YOUR SOLIN GENERATED RECIPE
Pan-Seared Salmon with Roasted Sweet Potatoes
Crispy pan-seared salmon fillet paired with roasted sweet potato cubes and fluffy jasmine rice for a vibrant, nourishing meal.
INGREDIENTS
7 oz Atlantic salmon fillet
0.5 medium sweet potato
0.25 cup cooked jasmine rice
0.5 tsp extra virgin olive oil
0.25 tsp sea salt
0.25 tsp black pepper
0.25 tsp garlic powder
0.25 tsp dried oregano
1 tsp fresh lemon juice
PREPARATION
Preheat your oven to 400°F (200°C) and line a small baking sheet with parchment paper.
Peel and dice the sweet potato into 1/2-inch cubes.
In a small bowl, toss the sweet potato cubes with 0.5 tsp of olive oil and a pinch of the salt, pepper, and garlic powder.
Spread the sweet potatoes on the baking sheet and roast for 20-25 minutes until tender and slightly caramelized.
Pat the salmon fillet dry with a paper towel and season both sides with the remaining salt, pepper, garlic powder, and dried oregano.

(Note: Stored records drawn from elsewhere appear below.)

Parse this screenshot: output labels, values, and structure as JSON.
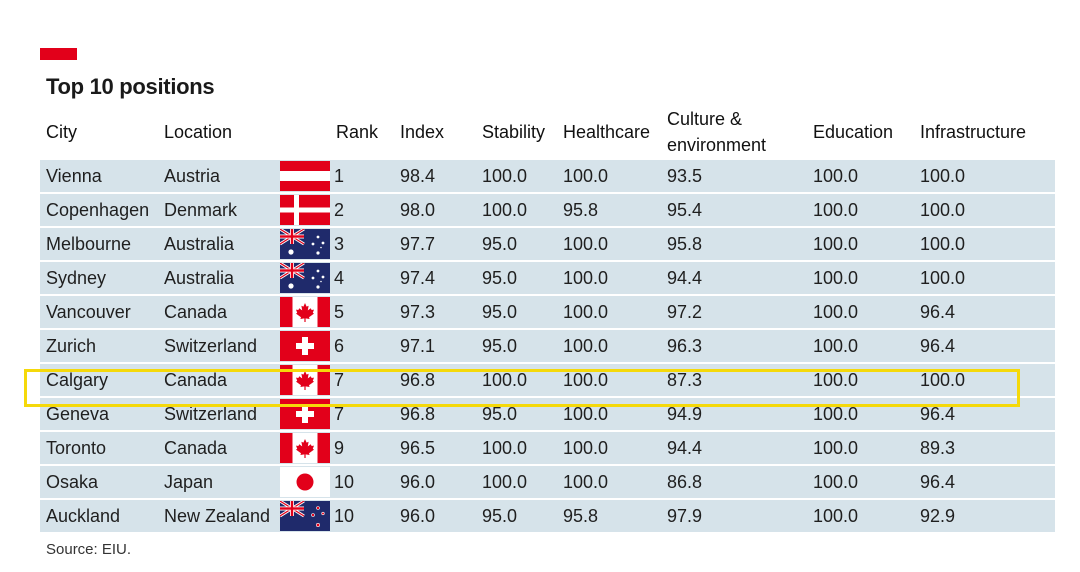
{
  "title": "Top 10 positions",
  "source": "Source: EIU.",
  "colors": {
    "accent": "#e2001a",
    "row_bg": "#d6e3ea",
    "highlight": "#f5d90a"
  },
  "chart_data": {
    "type": "table",
    "columns": [
      "City",
      "Location",
      "",
      "Rank",
      "Index",
      "Stability",
      "Healthcare",
      "Culture & environment",
      "Education",
      "Infrastructure"
    ],
    "rows": [
      {
        "city": "Vienna",
        "location": "Austria",
        "flag": "austria-flag",
        "rank": "1",
        "index": "98.4",
        "stability": "100.0",
        "healthcare": "100.0",
        "culture": "93.5",
        "education": "100.0",
        "infrastructure": "100.0"
      },
      {
        "city": "Copenhagen",
        "location": "Denmark",
        "flag": "denmark-flag",
        "rank": "2",
        "index": "98.0",
        "stability": "100.0",
        "healthcare": "95.8",
        "culture": "95.4",
        "education": "100.0",
        "infrastructure": "100.0"
      },
      {
        "city": "Melbourne",
        "location": "Australia",
        "flag": "australia-flag",
        "rank": "3",
        "index": "97.7",
        "stability": "95.0",
        "healthcare": "100.0",
        "culture": "95.8",
        "education": "100.0",
        "infrastructure": "100.0"
      },
      {
        "city": "Sydney",
        "location": "Australia",
        "flag": "australia-flag",
        "rank": "4",
        "index": "97.4",
        "stability": "95.0",
        "healthcare": "100.0",
        "culture": "94.4",
        "education": "100.0",
        "infrastructure": "100.0"
      },
      {
        "city": "Vancouver",
        "location": "Canada",
        "flag": "canada-flag",
        "rank": "5",
        "index": "97.3",
        "stability": "95.0",
        "healthcare": "100.0",
        "culture": "97.2",
        "education": "100.0",
        "infrastructure": "96.4"
      },
      {
        "city": "Zurich",
        "location": "Switzerland",
        "flag": "switzerland-flag",
        "rank": "6",
        "index": "97.1",
        "stability": "95.0",
        "healthcare": "100.0",
        "culture": "96.3",
        "education": "100.0",
        "infrastructure": "96.4"
      },
      {
        "city": "Calgary",
        "location": "Canada",
        "flag": "canada-flag",
        "rank": "7",
        "index": "96.8",
        "stability": "100.0",
        "healthcare": "100.0",
        "culture": "87.3",
        "education": "100.0",
        "infrastructure": "100.0",
        "highlighted": true
      },
      {
        "city": "Geneva",
        "location": "Switzerland",
        "flag": "switzerland-flag",
        "rank": "7",
        "index": "96.8",
        "stability": "95.0",
        "healthcare": "100.0",
        "culture": "94.9",
        "education": "100.0",
        "infrastructure": "96.4"
      },
      {
        "city": "Toronto",
        "location": "Canada",
        "flag": "canada-flag",
        "rank": "9",
        "index": "96.5",
        "stability": "100.0",
        "healthcare": "100.0",
        "culture": "94.4",
        "education": "100.0",
        "infrastructure": "89.3"
      },
      {
        "city": "Osaka",
        "location": "Japan",
        "flag": "japan-flag",
        "rank": "10",
        "index": "96.0",
        "stability": "100.0",
        "healthcare": "100.0",
        "culture": "86.8",
        "education": "100.0",
        "infrastructure": "96.4"
      },
      {
        "city": "Auckland",
        "location": "New Zealand",
        "flag": "new-zealand-flag",
        "rank": "10",
        "index": "96.0",
        "stability": "95.0",
        "healthcare": "95.8",
        "culture": "97.9",
        "education": "100.0",
        "infrastructure": "92.9"
      }
    ]
  }
}
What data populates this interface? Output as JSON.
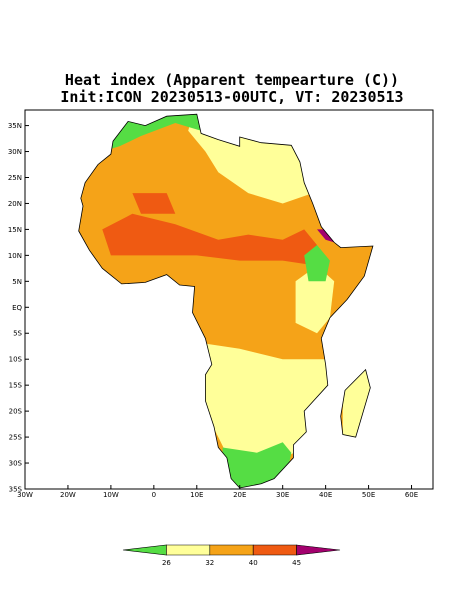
{
  "map": {
    "title": [
      "Heat index (Apparent tempearture (C))",
      "Init:ICON 20230513-00UTC, VT: 20230513"
    ],
    "xlim": [
      -30,
      65
    ],
    "ylim": [
      -35,
      38
    ],
    "xticks": [
      {
        "value": -30,
        "label": "30W"
      },
      {
        "value": -20,
        "label": "20W"
      },
      {
        "value": -10,
        "label": "10W"
      },
      0,
      {
        "value": 10,
        "label": "10E"
      },
      {
        "value": 20,
        "label": "20E"
      },
      {
        "value": 30,
        "label": "30E"
      },
      {
        "value": 40,
        "label": "40E"
      },
      {
        "value": 50,
        "label": "50E"
      },
      {
        "value": 60,
        "label": "60E"
      }
    ],
    "yticks": [
      {
        "value": 35,
        "label": "35N"
      },
      {
        "value": 30,
        "label": "30N"
      },
      {
        "value": 25,
        "label": "25N"
      },
      {
        "value": 20,
        "label": "20N"
      },
      {
        "value": 15,
        "label": "15N"
      },
      {
        "value": 10,
        "label": "10N"
      },
      {
        "value": 5,
        "label": "5N"
      },
      {
        "value": 0,
        "label": "EQ"
      },
      {
        "value": -5,
        "label": "5S"
      },
      {
        "value": -10,
        "label": "10S"
      },
      {
        "value": -15,
        "label": "15S"
      },
      {
        "value": -20,
        "label": "20S"
      },
      {
        "value": -25,
        "label": "25S"
      },
      {
        "value": -30,
        "label": "30S"
      },
      {
        "value": -35,
        "label": "35S"
      }
    ],
    "colorbar": {
      "levels": [
        26,
        32,
        40,
        45
      ],
      "colors": [
        "#55dd44",
        "#ffff99",
        "#f5a318",
        "#ef5a12",
        "#a3006e"
      ]
    }
  }
}
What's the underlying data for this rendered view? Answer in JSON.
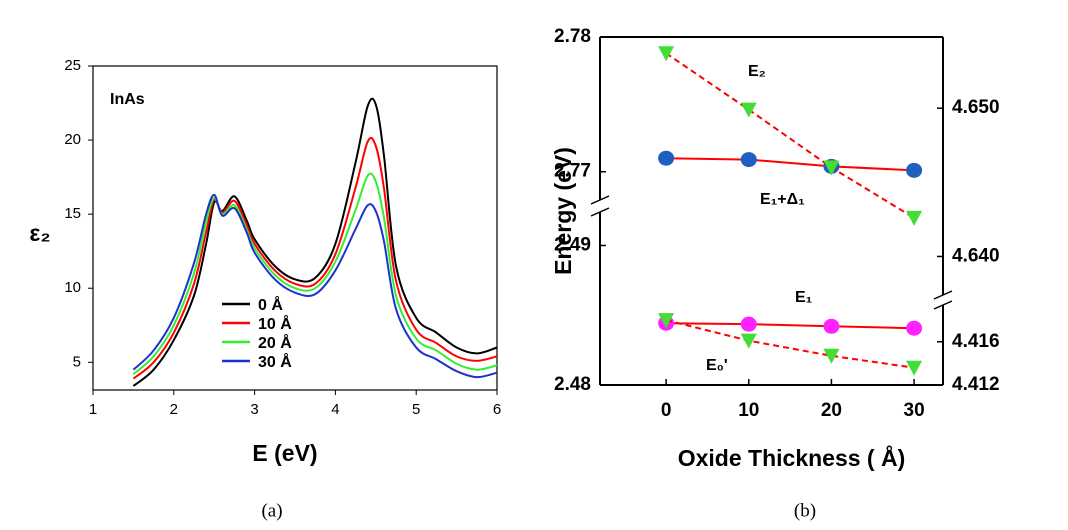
{
  "chart_data": [
    {
      "type": "line",
      "xlabel": "E (eV)",
      "ylabel": "ε₂",
      "annotation": "InAs",
      "caption": "(a)",
      "x": [
        1.5,
        1.75,
        2,
        2.25,
        2.4,
        2.5,
        2.6,
        2.75,
        2.9,
        3,
        3.25,
        3.5,
        3.75,
        4,
        4.25,
        4.4,
        4.5,
        4.6,
        4.75,
        5,
        5.25,
        5.5,
        5.75,
        6
      ],
      "series": [
        {
          "name": "0 Å",
          "color": "#000000",
          "values": [
            3.4,
            4.5,
            6.5,
            9.5,
            13,
            15.8,
            15.2,
            16.2,
            14.6,
            13.3,
            11.5,
            10.6,
            10.7,
            13,
            18.5,
            22.3,
            22.4,
            19,
            11.5,
            8,
            7,
            6,
            5.6,
            6.0
          ]
        },
        {
          "name": "10 Å",
          "color": "#ff0000",
          "values": [
            3.9,
            5.0,
            7.0,
            10.3,
            13.8,
            16.0,
            15.1,
            15.9,
            14.3,
            13.0,
            11.2,
            10.3,
            10.3,
            12.3,
            16.8,
            19.9,
            19.6,
            16.8,
            10.5,
            7.2,
            6.3,
            5.4,
            5.1,
            5.4
          ]
        },
        {
          "name": "20 Å",
          "color": "#33ee33",
          "values": [
            4.2,
            5.4,
            7.5,
            11,
            14.5,
            16.1,
            15.0,
            15.6,
            14.0,
            12.7,
            10.9,
            10.0,
            10.0,
            11.8,
            15.3,
            17.6,
            17.2,
            14.8,
            9.5,
            6.6,
            5.8,
            4.9,
            4.5,
            4.8
          ]
        },
        {
          "name": "30 Å",
          "color": "#1a33cc",
          "values": [
            4.5,
            5.8,
            8.0,
            11.7,
            15,
            16.3,
            14.9,
            15.4,
            13.8,
            12.4,
            10.6,
            9.7,
            9.6,
            11.2,
            14.0,
            15.6,
            15.2,
            13.2,
            8.6,
            6.0,
            5.2,
            4.4,
            4.0,
            4.3
          ]
        }
      ],
      "xlim": [
        1,
        6
      ],
      "xticks": [
        1,
        2,
        3,
        4,
        5,
        6
      ],
      "ylim": [
        3.13,
        25
      ],
      "yticks": [
        5,
        10,
        15,
        20,
        25
      ]
    },
    {
      "type": "line",
      "xlabel": "Oxide Thickness ( Å)",
      "ylabel": "Energy (eV)",
      "caption": "(b)",
      "x": [
        0,
        10,
        20,
        30
      ],
      "xlim": [
        -8,
        33.5
      ],
      "xticks": [
        0,
        10,
        20,
        30
      ],
      "y_axes": [
        {
          "side": "left",
          "ylim": [
            2.7679,
            2.78
          ],
          "yticks": [
            2.77,
            2.78
          ]
        },
        {
          "side": "left",
          "ylim": [
            2.48,
            2.4924
          ],
          "yticks": [
            2.48,
            2.49
          ]
        },
        {
          "side": "right",
          "ylim": [
            4.6374,
            4.6548
          ],
          "yticks": [
            {
              "value": 4.64,
              "label": "4.640"
            },
            {
              "value": 4.65,
              "label": "4.650"
            }
          ]
        },
        {
          "side": "right",
          "ylim": [
            4.412,
            4.4194
          ],
          "yticks": [
            4.412,
            4.416
          ]
        }
      ],
      "series": [
        {
          "name": "E₁+Δ₁",
          "axis": 0,
          "marker": "circle",
          "color": "#1f5fbf",
          "line_color": "#ff0000",
          "line_style": "solid",
          "values": [
            2.771,
            2.7709,
            2.7704,
            2.7701
          ]
        },
        {
          "name": "E₁",
          "axis": 1,
          "marker": "circle",
          "color": "#ff22ff",
          "line_color": "#ff0000",
          "line_style": "solid",
          "values": [
            2.48443,
            2.48436,
            2.48421,
            2.48407
          ]
        },
        {
          "name": "E₂",
          "axis": 2,
          "marker": "triangle",
          "color": "#44dd33",
          "line_color": "#ff0000",
          "line_style": "dashed",
          "values": [
            4.6537,
            4.6499,
            4.646,
            4.6426
          ]
        },
        {
          "name": "E₀'",
          "axis": 3,
          "marker": "triangle",
          "color": "#44dd33",
          "line_color": "#ff0000",
          "line_style": "dashed",
          "values": [
            4.418,
            4.4161,
            4.4147,
            4.4136
          ]
        }
      ]
    }
  ]
}
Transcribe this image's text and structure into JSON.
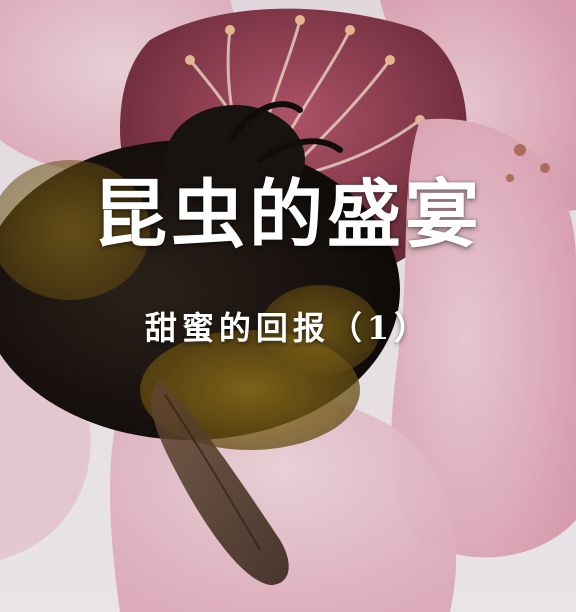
{
  "video": {
    "title": "昆虫的盛宴",
    "subtitle": "甜蜜的回报（1）"
  },
  "scene": {
    "subject": "bumblebee-on-flower-icon",
    "petal_color": "#f2c7d3",
    "bee_dark": "#1c1512",
    "bee_yellow": "#8a6a18",
    "background": "#f3eef0"
  }
}
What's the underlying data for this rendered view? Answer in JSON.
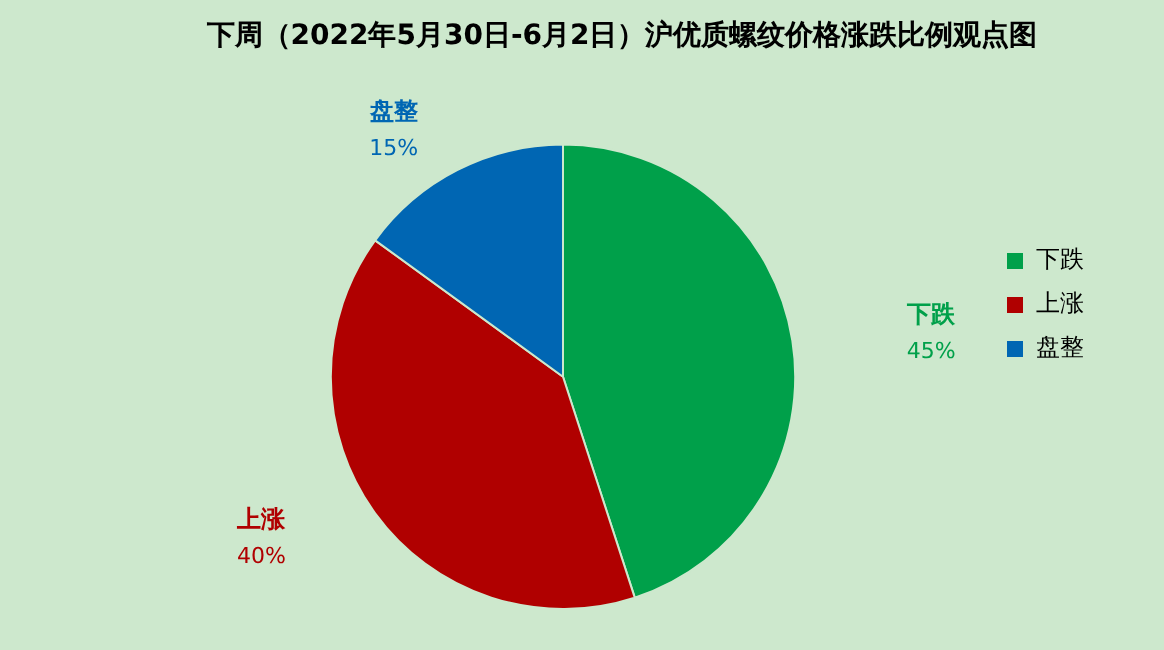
{
  "chart_data": {
    "type": "pie",
    "title": "下周（2022年5月30日-6月2日）沪优质螺纹价格涨跌比例观点图",
    "categories": [
      "下跌",
      "上涨",
      "盘整"
    ],
    "values": [
      45,
      40,
      15
    ],
    "colors": [
      "#00a04a",
      "#b00000",
      "#0066b3"
    ],
    "value_labels": [
      "45%",
      "40%",
      "15%"
    ],
    "legend": "right"
  }
}
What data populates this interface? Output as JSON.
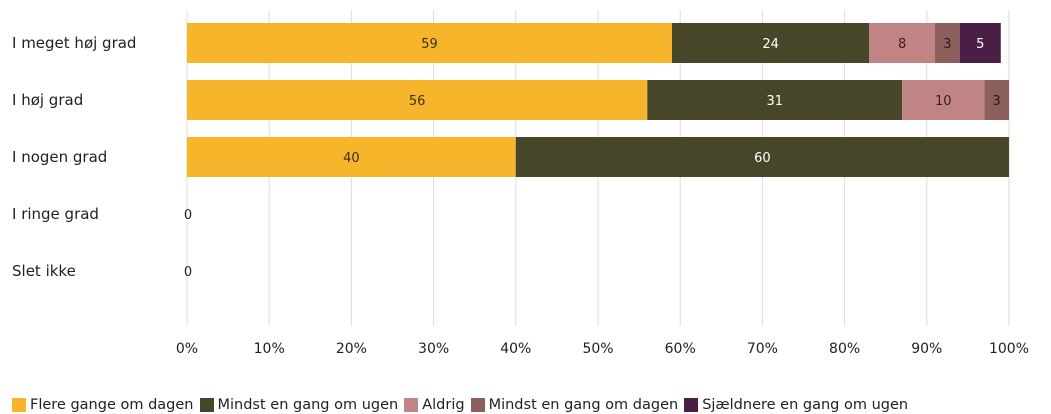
{
  "chart_data": {
    "type": "bar",
    "orientation": "horizontal",
    "stacked": true,
    "title": "",
    "xlabel": "",
    "ylabel": "",
    "xlim": [
      0,
      100
    ],
    "x_ticks": [
      "0%",
      "10%",
      "20%",
      "30%",
      "40%",
      "50%",
      "60%",
      "70%",
      "80%",
      "90%",
      "100%"
    ],
    "grid": true,
    "legend_position": "bottom",
    "categories": [
      "I meget høj grad",
      "I høj grad",
      "I nogen grad",
      "I ringe grad",
      "Slet ikke"
    ],
    "empty_label": "0",
    "series": [
      {
        "name": "Flere gange om dagen",
        "color": "#F7B52C",
        "label_color": "#3a3210",
        "values": [
          59,
          56,
          40,
          0,
          0
        ]
      },
      {
        "name": "Mindst en gang om ugen",
        "color": "#474628",
        "label_color": "#ffffff",
        "values": [
          24,
          31,
          60,
          0,
          0
        ]
      },
      {
        "name": "Aldrig",
        "color": "#C18484",
        "label_color": "#3a2020",
        "values": [
          8,
          10,
          0,
          0,
          0
        ]
      },
      {
        "name": "Mindst en gang om dagen",
        "color": "#8C5F5C",
        "label_color": "#2a1a1a",
        "values": [
          3,
          3,
          0,
          0,
          0
        ]
      },
      {
        "name": "Sjældnere en gang om ugen",
        "color": "#4A1F45",
        "label_color": "#ffffff",
        "values": [
          5,
          0,
          0,
          0,
          0
        ]
      }
    ]
  }
}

Heat the remaining 0.5 tsp of olive oil in a non-stick skillet over medium-high heat.
Place the salmon in the pan and sear for 4-5 minutes on one side until a golden crust forms, then flip and cook for another 3-4 minutes until cooked through.
Warm the pre-cooked jasmine rice in a small pot or microwave.
Plate the salmon alongside the roasted sweet potatoes and rice, then drizzle the salmon with fresh lemon juice before serving.